Speaking of vigilance, the East Sale RAAF base is an outstanding defence facility which performs a vital role in Gippsland and beyond. My electorate has a very proud history with the defence forces and I will be working hard to see that base extended if possible in the future.

It is timely for me to mention the men and women of the defence forces and a practical local problem which demands a national solution. Each time a defence family moves interstate, the logistical task becomes enormous—from the most mundane tasks of transferring vehicle registrations and applying for drivers licenses, to the most significant issues of inconsistencies in the education curriculum.

I think it is time for a debate about the future structure of government in our nation. The blame game and the cost-shifting between different levels of government, along with wasteful duplication of resources and the wide range of border anomalies we encounter, make me at least open to considering a better way of governing Australia.

We must consider moving toward a two-tiered system, perhaps a regional and a federal government, in the interests of a more cohesive and united Australia. In any case, we need to fully explore the opportunity to take advantage of improved communications technology, decentralisation of government services and private industry where possible. The unending urban sprawl and the grab for resources such as productive farmland and water which typified Melbourne’s growth will be unsustainable in the future. Rather than the state government piping more water to Melbourne, we should be encouraging industries to relocate to regional areas where water is located.

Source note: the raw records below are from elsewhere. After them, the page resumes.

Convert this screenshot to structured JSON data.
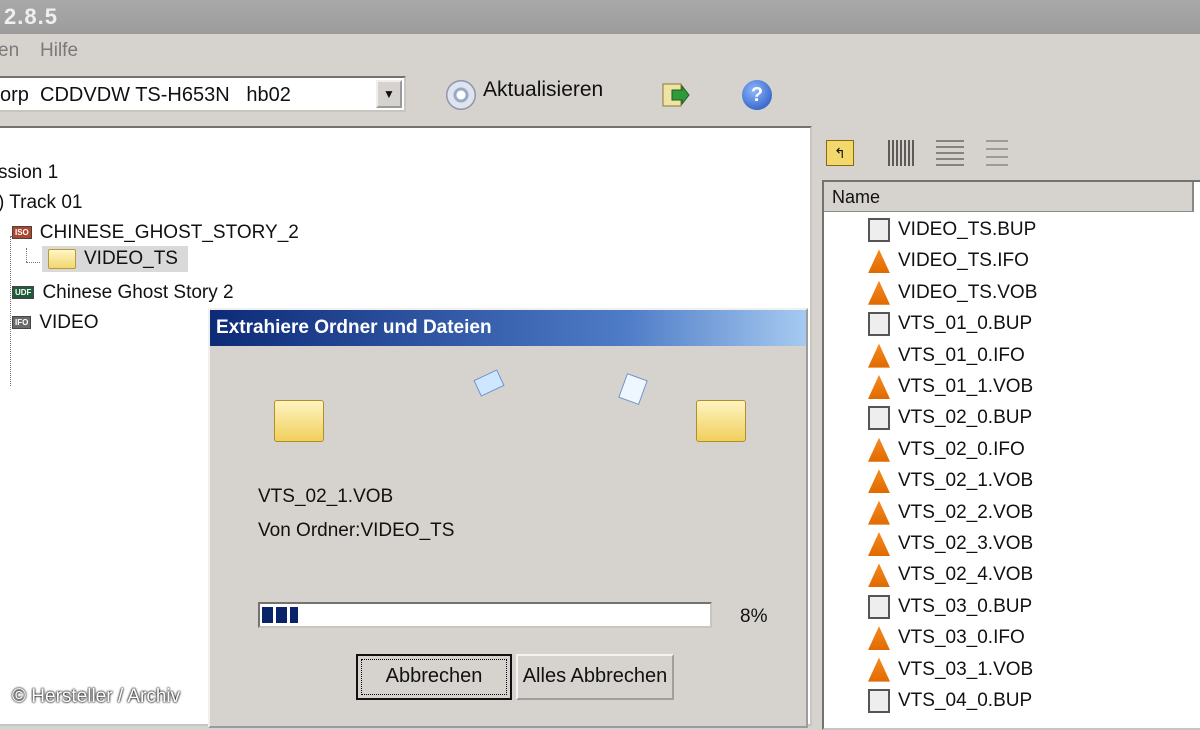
{
  "window": {
    "title": "2.8.5"
  },
  "menu": {
    "items": [
      "en",
      "Hilfe"
    ]
  },
  "toolbar": {
    "drive": "orp  CDDVDW TS-H653N   hb02",
    "refresh_label": "Aktualisieren"
  },
  "tree": {
    "session": "ssion 1",
    "track": ") Track 01",
    "iso_name": "CHINESE_GHOST_STORY_2",
    "folder": "VIDEO_TS",
    "udf_name": "Chinese Ghost Story 2",
    "ifo_name": "VIDEO",
    "tags": {
      "iso": "ISO",
      "udf": "UDF",
      "ifo": "IFO"
    }
  },
  "file_list": {
    "column": "Name",
    "files": [
      {
        "name": "VIDEO_TS.BUP",
        "icon": "bup-file-icon"
      },
      {
        "name": "VIDEO_TS.IFO",
        "icon": "vlc-file-icon"
      },
      {
        "name": "VIDEO_TS.VOB",
        "icon": "vlc-file-icon"
      },
      {
        "name": "VTS_01_0.BUP",
        "icon": "bup-file-icon"
      },
      {
        "name": "VTS_01_0.IFO",
        "icon": "vlc-file-icon"
      },
      {
        "name": "VTS_01_1.VOB",
        "icon": "vlc-file-icon"
      },
      {
        "name": "VTS_02_0.BUP",
        "icon": "bup-file-icon"
      },
      {
        "name": "VTS_02_0.IFO",
        "icon": "vlc-file-icon"
      },
      {
        "name": "VTS_02_1.VOB",
        "icon": "vlc-file-icon"
      },
      {
        "name": "VTS_02_2.VOB",
        "icon": "vlc-file-icon"
      },
      {
        "name": "VTS_02_3.VOB",
        "icon": "vlc-file-icon"
      },
      {
        "name": "VTS_02_4.VOB",
        "icon": "vlc-file-icon"
      },
      {
        "name": "VTS_03_0.BUP",
        "icon": "bup-file-icon"
      },
      {
        "name": "VTS_03_0.IFO",
        "icon": "vlc-file-icon"
      },
      {
        "name": "VTS_03_1.VOB",
        "icon": "vlc-file-icon"
      },
      {
        "name": "VTS_04_0.BUP",
        "icon": "bup-file-icon"
      }
    ]
  },
  "dialog": {
    "title": "Extrahiere Ordner und Dateien",
    "current_file": "VTS_02_1.VOB",
    "from_folder": "Von Ordner:VIDEO_TS",
    "progress": 0.08,
    "percent_label": "8%",
    "cancel_label": "Abbrechen",
    "cancel_all_label": "Alles Abbrechen"
  },
  "watermark": "© Hersteller / Archiv",
  "colors": {
    "dialog_title_start": "#0c2a78",
    "dialog_title_end": "#a6caf0",
    "progress_fill": "#0a246a"
  }
}
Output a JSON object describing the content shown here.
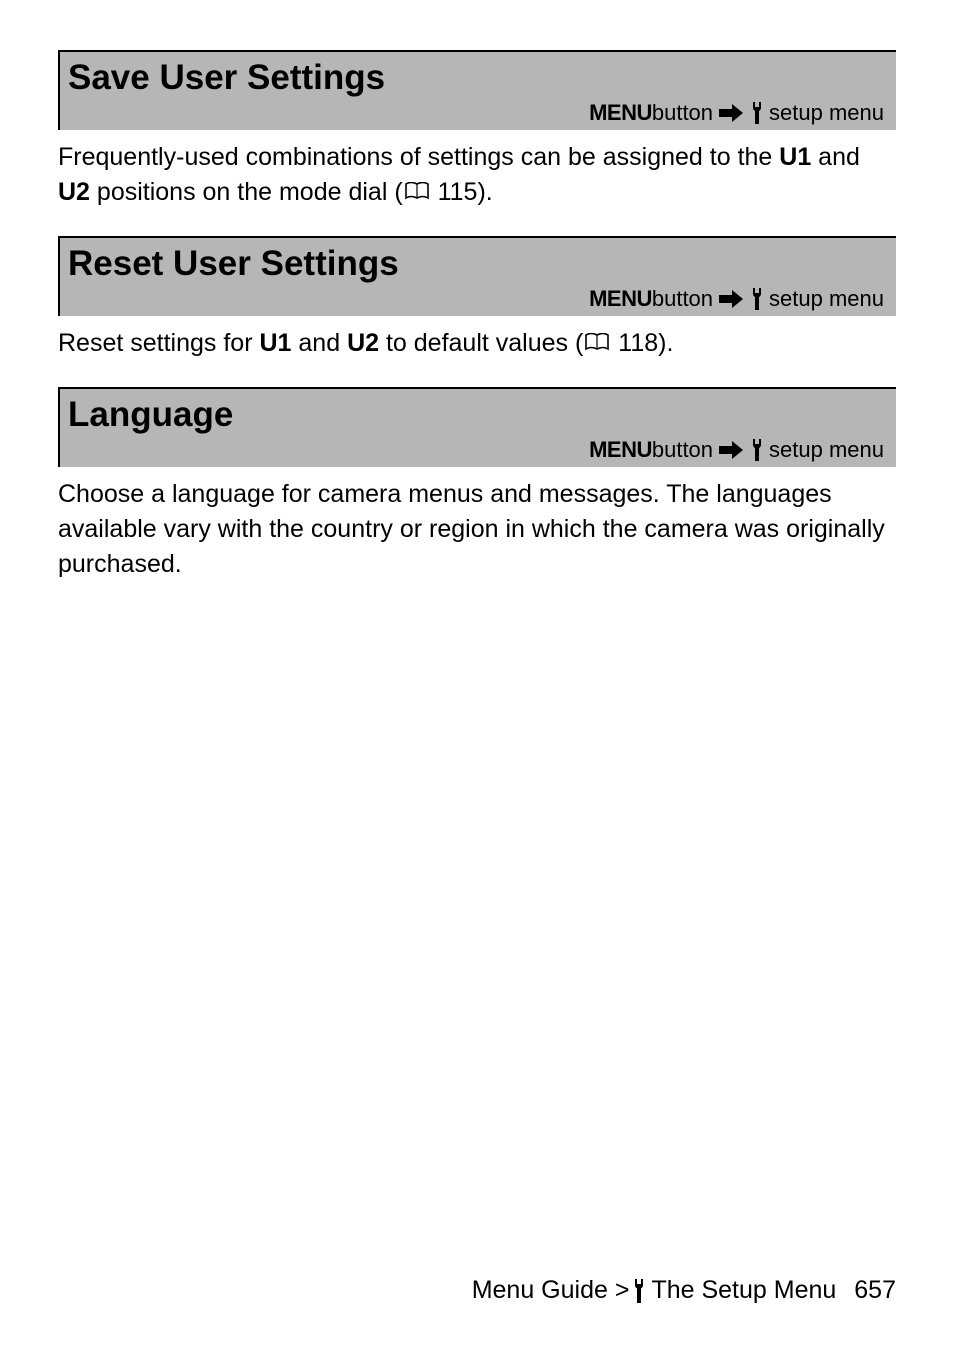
{
  "nav": {
    "menu_label": "MENU",
    "button_word": " button ",
    "setup_menu": " setup menu"
  },
  "sections": [
    {
      "title": "Save User Settings",
      "body_pre": "Frequently-used combinations of settings can be assigned to the ",
      "b1": "U1",
      "mid": " and ",
      "b2": "U2",
      "body_post": " positions on the mode dial (",
      "page_ref": " 115).",
      "has_ref": true
    },
    {
      "title": "Reset User Settings",
      "body_pre": "Reset settings for ",
      "b1": "U1",
      "mid": " and ",
      "b2": "U2",
      "body_post": " to default values (",
      "page_ref": " 118).",
      "has_ref": true
    },
    {
      "title": "Language",
      "body_pre": "Choose a language for camera menus and messages. The languages available vary with the country or region in which the camera was originally purchased.",
      "b1": "",
      "mid": "",
      "b2": "",
      "body_post": "",
      "page_ref": "",
      "has_ref": false
    }
  ],
  "footer": {
    "breadcrumb_pre": "Menu Guide > ",
    "breadcrumb_post": " The Setup Menu",
    "page_number": "657"
  }
}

From a public policy viewpoint, I believe that better decisions would also flow from having more staff based in regional communities. Gippslanders have spoken to me regularly about their frustration with decisions made by city based politicians and bureaucrats with little understanding of the impact of their policies on the ground. I think a deliberate policy of decentralisation would provide direct benefits to our regional communities and allow more of our young people to pursue careers closer to their families and friends.

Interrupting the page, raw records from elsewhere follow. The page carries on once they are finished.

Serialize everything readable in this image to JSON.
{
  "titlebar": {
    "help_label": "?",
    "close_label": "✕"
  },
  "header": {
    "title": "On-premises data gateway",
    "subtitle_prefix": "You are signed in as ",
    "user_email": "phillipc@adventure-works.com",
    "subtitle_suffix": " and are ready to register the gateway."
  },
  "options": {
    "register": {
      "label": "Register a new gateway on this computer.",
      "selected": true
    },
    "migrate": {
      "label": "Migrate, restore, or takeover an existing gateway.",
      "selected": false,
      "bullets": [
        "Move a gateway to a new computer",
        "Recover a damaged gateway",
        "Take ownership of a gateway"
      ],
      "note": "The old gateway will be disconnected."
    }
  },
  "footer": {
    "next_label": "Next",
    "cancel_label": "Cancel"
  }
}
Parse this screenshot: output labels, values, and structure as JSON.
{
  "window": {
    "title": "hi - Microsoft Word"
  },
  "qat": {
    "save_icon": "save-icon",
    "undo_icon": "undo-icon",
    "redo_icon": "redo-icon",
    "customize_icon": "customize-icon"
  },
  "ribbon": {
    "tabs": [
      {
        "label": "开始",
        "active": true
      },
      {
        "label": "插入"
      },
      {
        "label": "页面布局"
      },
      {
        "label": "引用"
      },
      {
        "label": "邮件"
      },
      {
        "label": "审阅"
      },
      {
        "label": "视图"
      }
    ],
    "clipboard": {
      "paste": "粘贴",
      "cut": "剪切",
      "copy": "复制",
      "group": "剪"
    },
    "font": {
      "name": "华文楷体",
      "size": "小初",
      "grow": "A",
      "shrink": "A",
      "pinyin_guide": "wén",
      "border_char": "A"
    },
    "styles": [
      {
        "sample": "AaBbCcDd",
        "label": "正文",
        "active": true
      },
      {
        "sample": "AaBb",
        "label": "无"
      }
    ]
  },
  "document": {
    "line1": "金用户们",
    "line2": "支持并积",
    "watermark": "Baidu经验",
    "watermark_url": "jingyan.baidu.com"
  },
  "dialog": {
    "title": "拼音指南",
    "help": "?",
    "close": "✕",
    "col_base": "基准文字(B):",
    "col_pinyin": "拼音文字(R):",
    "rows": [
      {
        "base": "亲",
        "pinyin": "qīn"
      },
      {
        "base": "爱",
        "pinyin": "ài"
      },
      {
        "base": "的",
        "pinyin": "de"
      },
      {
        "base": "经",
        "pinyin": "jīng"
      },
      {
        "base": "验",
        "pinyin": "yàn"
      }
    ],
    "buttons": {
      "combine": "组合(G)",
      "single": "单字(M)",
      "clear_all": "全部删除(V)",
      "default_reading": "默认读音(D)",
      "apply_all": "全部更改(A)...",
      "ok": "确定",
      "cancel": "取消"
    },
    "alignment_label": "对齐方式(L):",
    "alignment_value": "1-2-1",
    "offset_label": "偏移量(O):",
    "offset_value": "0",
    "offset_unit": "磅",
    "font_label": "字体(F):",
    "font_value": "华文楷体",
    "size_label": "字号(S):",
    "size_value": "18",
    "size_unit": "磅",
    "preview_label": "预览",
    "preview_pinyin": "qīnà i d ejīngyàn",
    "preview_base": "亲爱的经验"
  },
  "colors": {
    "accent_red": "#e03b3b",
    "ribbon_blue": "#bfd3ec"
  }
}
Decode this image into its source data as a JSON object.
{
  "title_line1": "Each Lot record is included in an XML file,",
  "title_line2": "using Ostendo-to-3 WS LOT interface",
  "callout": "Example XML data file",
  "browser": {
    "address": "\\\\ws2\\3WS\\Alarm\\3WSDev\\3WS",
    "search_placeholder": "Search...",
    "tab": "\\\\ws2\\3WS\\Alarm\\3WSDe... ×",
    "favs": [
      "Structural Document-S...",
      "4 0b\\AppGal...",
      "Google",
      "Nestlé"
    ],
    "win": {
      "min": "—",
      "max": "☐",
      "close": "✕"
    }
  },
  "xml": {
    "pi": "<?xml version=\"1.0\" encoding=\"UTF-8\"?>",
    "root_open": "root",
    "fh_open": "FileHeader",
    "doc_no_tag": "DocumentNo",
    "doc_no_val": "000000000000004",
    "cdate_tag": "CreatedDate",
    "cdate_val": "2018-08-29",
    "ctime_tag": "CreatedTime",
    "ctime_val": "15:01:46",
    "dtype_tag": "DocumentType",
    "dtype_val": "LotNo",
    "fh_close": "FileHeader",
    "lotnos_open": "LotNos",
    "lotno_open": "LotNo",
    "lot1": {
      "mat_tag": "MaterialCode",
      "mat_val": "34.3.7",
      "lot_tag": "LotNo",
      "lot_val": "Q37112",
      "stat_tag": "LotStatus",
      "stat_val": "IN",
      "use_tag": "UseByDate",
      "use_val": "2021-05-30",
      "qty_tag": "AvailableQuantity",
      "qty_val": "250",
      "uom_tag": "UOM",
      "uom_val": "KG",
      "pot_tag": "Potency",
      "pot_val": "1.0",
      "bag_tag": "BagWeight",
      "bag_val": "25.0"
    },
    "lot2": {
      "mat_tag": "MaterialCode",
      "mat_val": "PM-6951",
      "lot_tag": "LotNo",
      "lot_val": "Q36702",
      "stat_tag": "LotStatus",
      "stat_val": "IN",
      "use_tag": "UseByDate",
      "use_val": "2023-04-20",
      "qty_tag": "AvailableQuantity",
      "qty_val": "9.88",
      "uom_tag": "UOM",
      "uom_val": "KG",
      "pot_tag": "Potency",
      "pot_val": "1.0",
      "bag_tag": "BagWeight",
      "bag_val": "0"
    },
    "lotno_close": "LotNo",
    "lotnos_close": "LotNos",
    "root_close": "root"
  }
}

Gippsland already exports many products to the world; we need to stop exporting so many of our young people. Helping our young people to reach their full potential is an aim we all aspire to in our electorates, but there are many, many barriers to achievement in rural and regional areas. The economic barriers to participating in higher education are a fundamental obstacle that must be addressed. Country students are often forced away from home to study and the additional accommodation costs and living expenses are an underlying factor in the decision to defer or abandon studies completely. Governments have the capacity to intervene to reduce the cost barriers for students from rural and regional areas attending university. That is not to diminish in any way the need for continued investment in trade and technical skills and the promotion of careers in small business or on the land. But in Gippsland our year-12 retention and university and further education participation rates are well behind those in the metropolitan area. I believe we must do better.

The long-term skills shortages we face can best be addressed by investing in the towns of our own young people in regional areas, because Gippsland’s greatest natural resource will always be its people. Throughout our history Gippslanders have demonstrated a remarkable community spirit, resilience and determination. I have witnessed several natural disasters and seen my community pull together to tackle bushfires, floods and droughts. There is no doubt that we will need to do that again and we will need governments that work in partnership with us to overcome the hard times.

We need governments that recognise the value of rural and regional communities and everything that country people contribute to our nation. We need governments that are prepared to invest in education and our children’s future and to help support us with the infrastructure that will sustain our communities and encourage private enterprise to prosper. We need governments which listen to the common sense of locals and support the practical and sustainable management of natural resources in all their forms. In short, we need governments which will give us a fair go.